On trouve le même désarroi, sinon plus grand encore, par rapport à une classification générale de tous les phénomènes psychiques. De sorte que, si l’on met sous les yeux d’un lecteur étranger à la psychologie les meilleurs manuels de cette science « expérimentale », tels que ceux de Bain, de Spencer, de Wundt, de Brentano, de Volkmann, de Carpenter, il y trouvera de si grandes différences dans l’arrangement des matières, dans la prépondérance des unes sur les autres, dans la méthode générale même, qu’il les prendra plutôt pour six sciences différentes que pour six compendiums d’une même science.

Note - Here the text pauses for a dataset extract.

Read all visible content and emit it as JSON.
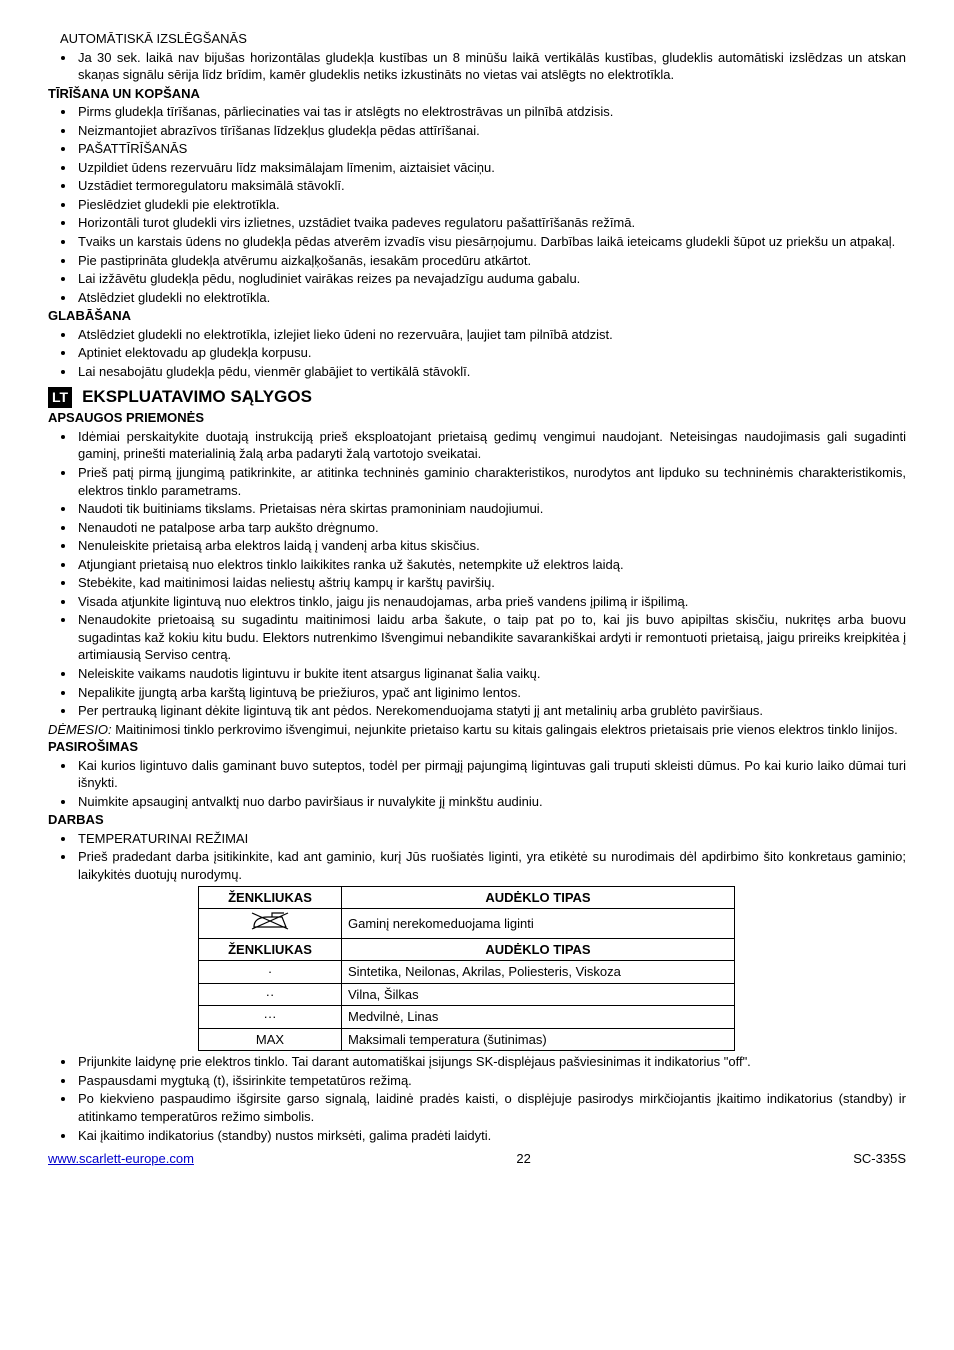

Ce reproche ne doit cependant être mal compris. La psychologie a fait des progrès, et c’est dans ce progrès même qu’on peut découvrir une des causes déterminantes du désaccord qui nous choque. Ce phénomène, on l’observe partout, mais nulle part à un pareil degré, et il n’est nullement nécessaire qu’il soit permanent. Le progrès n’est pas synonyme du désordre, et l’ordre se fera, pourvu qu’on y pourvoie.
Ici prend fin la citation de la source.